As science and technology penetrate ever more deeply into many spheres of public and private life, only the most die-hard of 'math-haters' will fail to appreciate the increasing role of mathematics in the development of our contemporary society. Early in my career as an urban and regional planner with a liberal arts background, it was necessary every now and then for me to fall back on earlier training in statistics and basic math in order to understand some of the more technical documents I came across in the course of my work.

With time, however, my job required me to deal increasingly with people from other disciplines including climate science, ecology, finance, energy. Then I found myself rapidly approaching the limit of what I can know--and do--about issues that fall outside my field. For example, I could barely follow the more technical aspects of climate science discussions because they routinely utilize the language of advanced mathematics, beyond the rudimentary knowledge and skills I had learned in my undergrad years.

The lesson was: any professional with a liberal arts background whose work intersects with climate change issues, needs to significantly upgrade his/her knowledge of advanced mathematics, or risk being lost in the conversation. At a more general level, one might argue that society as a whole stands to lose if the search for solutions to the complex problems facing us today are left in the hands of a relatively small group of "insiders." We need to democratize our problem-solving system by raising the general level of numeracy (as distinct from literacy) worldwide.

With these thoughts in mind, I began a long-term study of relevant topics in mathematics. Given my full-time job, I could not do this by enrolling in traditional classroom courses. And none of the online courses I came across satisfied my particular needs. On the other hand, I discovered hundreds of online tools and resources by which to teach myself what I needed to know. And it wasn't all work and no play. I have been pleasantly surprised at the number of fun things you can find in the math world, like this visualization of pi that was posted on Wikipedia today, and that guy who is claiming that he's found a solution to the troublesome zero.

In starting this blog, I hope to benefit from the "collective intelligence" of the Web in the form of readers comments and suggestions for locating the best math learning resources, interesting news and the like. It is a social learning experiment of sorts. I'm sure there are several people who also feel the need to improve their knowledge and skills in math for personal or professional reasons. May they find inspiration from my on-going account, and hopefully, (re) start their own journeys.

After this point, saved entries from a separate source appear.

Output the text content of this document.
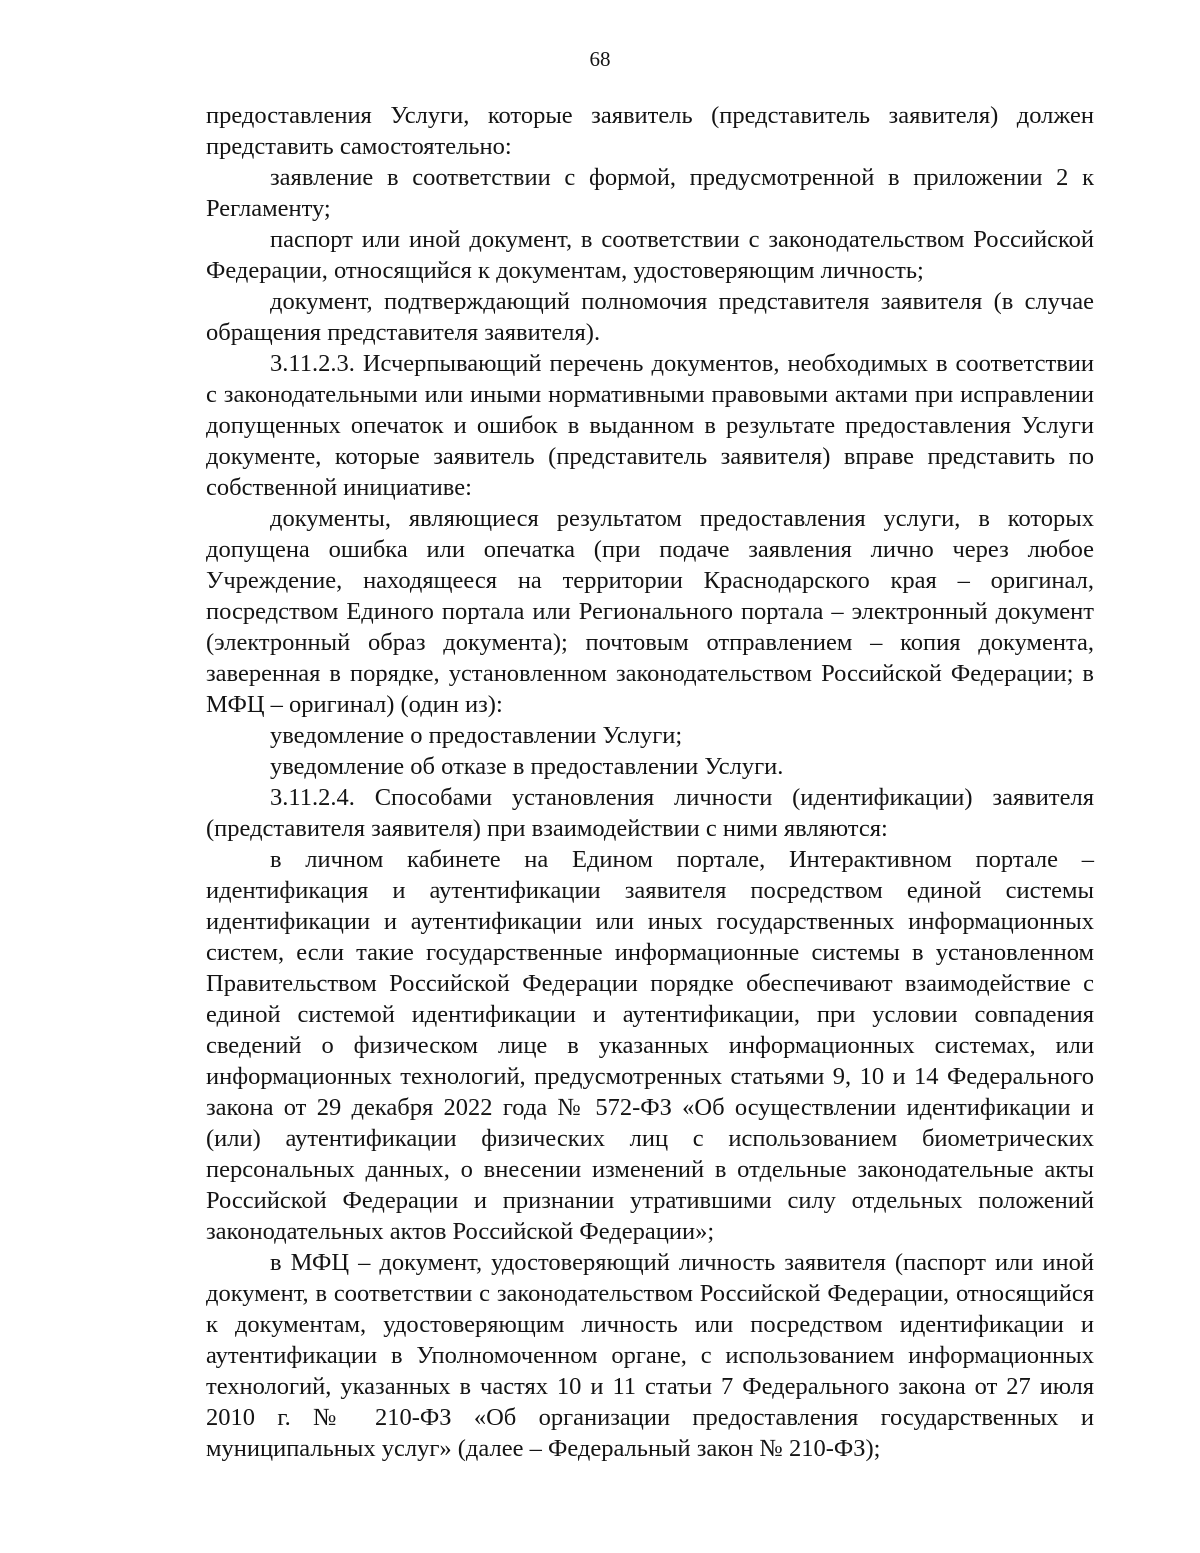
68

предоставления Услуги, которые заявитель (представитель заявителя) должен представить самостоятельно:

заявление в соответствии с формой, предусмотренной в приложении 2 к Регламенту;

паспорт или иной документ, в соответствии с законодательством Российской Федерации, относящийся к документам, удостоверяющим личность;

документ, подтверждающий полномочия представителя заявителя (в случае обращения представителя заявителя).

3.11.2.3. Исчерпывающий перечень документов, необходимых в соответствии с законодательными или иными нормативными правовыми актами при исправлении допущенных опечаток и ошибок в выданном в результате предоставления Услуги документе, которые заявитель (представитель заявителя) вправе представить по собственной инициативе:

документы, являющиеся результатом предоставления услуги, в которых допущена ошибка или опечатка (при подаче заявления лично через любое Учреждение, находящееся на территории Краснодарского края – оригинал, посредством Единого портала или Регионального портала – электронный документ (электронный образ документа); почтовым отправлением – копия документа, заверенная в порядке, установленном законодательством Российской Федерации; в МФЦ – оригинал) (один из):

уведомление о предоставлении Услуги;

уведомление об отказе в предоставлении Услуги.

3.11.2.4. Способами установления личности (идентификации) заявителя (представителя заявителя) при взаимодействии с ними являются:

в личном кабинете на Едином портале, Интерактивном портале – идентификация и аутентификации заявителя посредством единой системы идентификации и аутентификации или иных государственных информационных систем, если такие государственные информационные системы в установленном Правительством Российской Федерации порядке обеспечивают взаимодействие с единой системой идентификации и аутентификации, при условии совпадения сведений о физическом лице в указанных информационных системах, или информационных технологий, предусмотренных статьями 9, 10 и 14 Федерального закона от 29 декабря 2022 года № 572-ФЗ «Об осуществлении идентификации и (или) аутентификации физических лиц с использованием биометрических персональных данных, о внесении изменений в отдельные законодательные акты Российской Федерации и признании утратившими силу отдельных положений законодательных актов Российской Федерации»;

в МФЦ – документ, удостоверяющий личность заявителя (паспорт или иной документ, в соответствии с законодательством Российской Федерации, относящийся к документам, удостоверяющим личность или посредством идентификации и аутентификации в Уполномоченном органе, с использованием информационных технологий, указанных в частях 10 и 11 статьи 7 Федерального закона от 27 июля 2010 г. № 210-ФЗ «Об организации предоставления государственных и муниципальных услуг» (далее – Федеральный закон № 210-ФЗ);
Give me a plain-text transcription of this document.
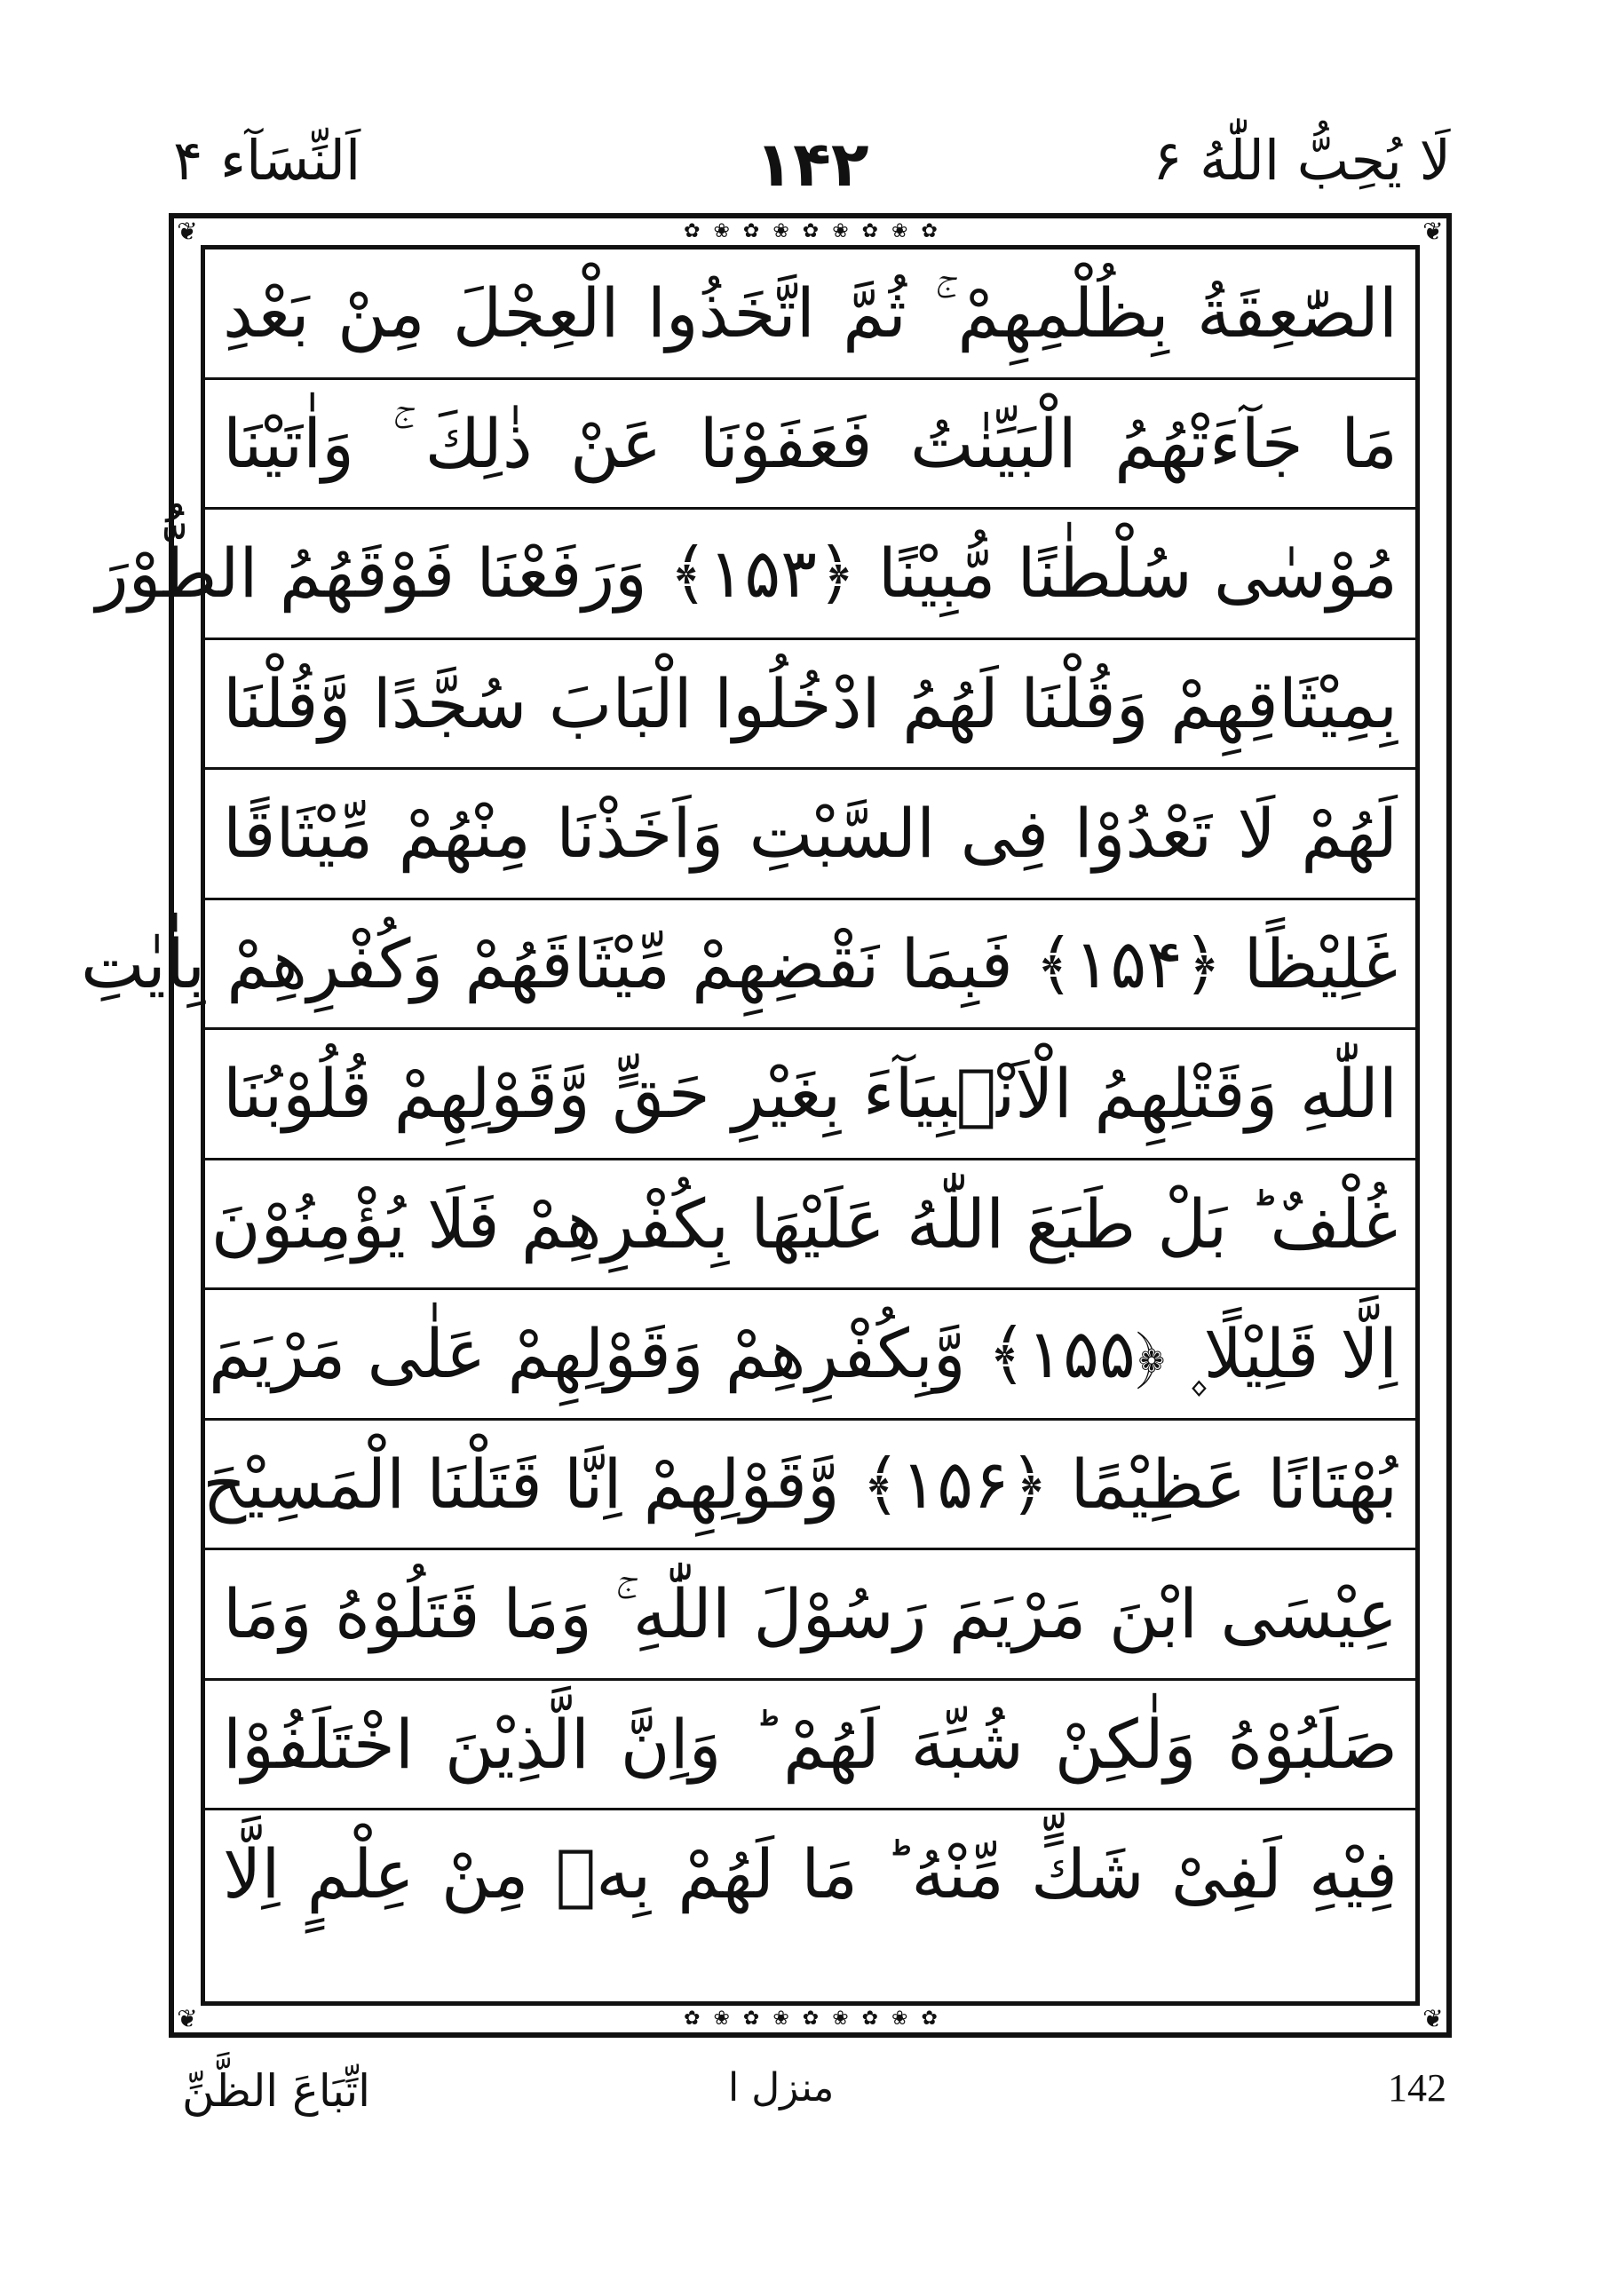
اَلنِّسَآء ۴	۱۴۲	لَا يُحِبُّ اللّٰهُ ۶
❦	❦
❦	❦
✿ ❀ ✿ ❀ ✿ ❀ ✿ ❀ ✿
✿ ❀ ✿ ❀ ✿ ❀ ✿ ❀ ✿
الصّٰعِقَةُ بِظُلْمِهِمْ ۚ ثُمَّ اتَّخَذُوا الْعِجْلَ مِنْ بَعْدِ
مَا جَآءَتْهُمُ الْبَيِّنٰتُ فَعَفَوْنَا عَنْ ذٰلِكَ ۚ وَاٰتَيْنَا
مُوْسٰى سُلْطٰنًا مُّبِيْنًا ﴿۱۵۳﴾ وَرَفَعْنَا فَوْقَهُمُ الطُّوْرَ
بِمِيْثَاقِهِمْ وَقُلْنَا لَهُمُ ادْخُلُوا الْبَابَ سُجَّدًا وَّقُلْنَا
لَهُمْ لَا تَعْدُوْا فِى السَّبْتِ وَاَخَذْنَا مِنْهُمْ مِّيْثَاقًا
غَلِيْظًا ﴿۱۵۴﴾ فَبِمَا نَقْضِهِمْ مِّيْثَاقَهُمْ وَكُفْرِهِمْ بِاٰيٰتِ
اللّٰهِ وَقَتْلِهِمُ الْاَنْۢبِيَآءَ بِغَيْرِ حَقٍّ وَّقَوْلِهِمْ قُلُوْبُنَا
غُلْفٌ ؕ بَلْ طَبَعَ اللّٰهُ عَلَيْهَا بِكُفْرِهِمْ فَلَا يُؤْمِنُوْنَ
اِلَّا قَلِيْلًا ۪ ﴿۱۵۵﴾ وَّبِكُفْرِهِمْ وَقَوْلِهِمْ عَلٰى مَرْيَمَ
بُهْتَانًا عَظِيْمًا ﴿۱۵۶﴾ وَّقَوْلِهِمْ اِنَّا قَتَلْنَا الْمَسِيْحَ
عِيْسَى ابْنَ مَرْيَمَ رَسُوْلَ اللّٰهِ ۚ وَمَا قَتَلُوْهُ وَمَا
صَلَبُوْهُ وَلٰكِنْ شُبِّهَ لَهُمْ ؕ وَاِنَّ الَّذِيْنَ اخْتَلَفُوْا
فِيْهِ لَفِىْ شَكٍّ مِّنْهُ ؕ مَا لَهُمْ بِهٖ مِنْ عِلْمٍ اِلَّا
اتِّبَاعَ الظَّنِّ	منزل ا	142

The problems facing humanity today are large, and currently revolve around human technology, society and nature relations. Many of these problems are best expressed in the language of mathematics; a language that many people do not understand mainly because they did not consider it relevant to their needs. But if one seeks to be part of the solution to the troubles we face, one needs to be able to communicate clearly in as many languages as possible, including mathematics. To know or not to be, that is the question.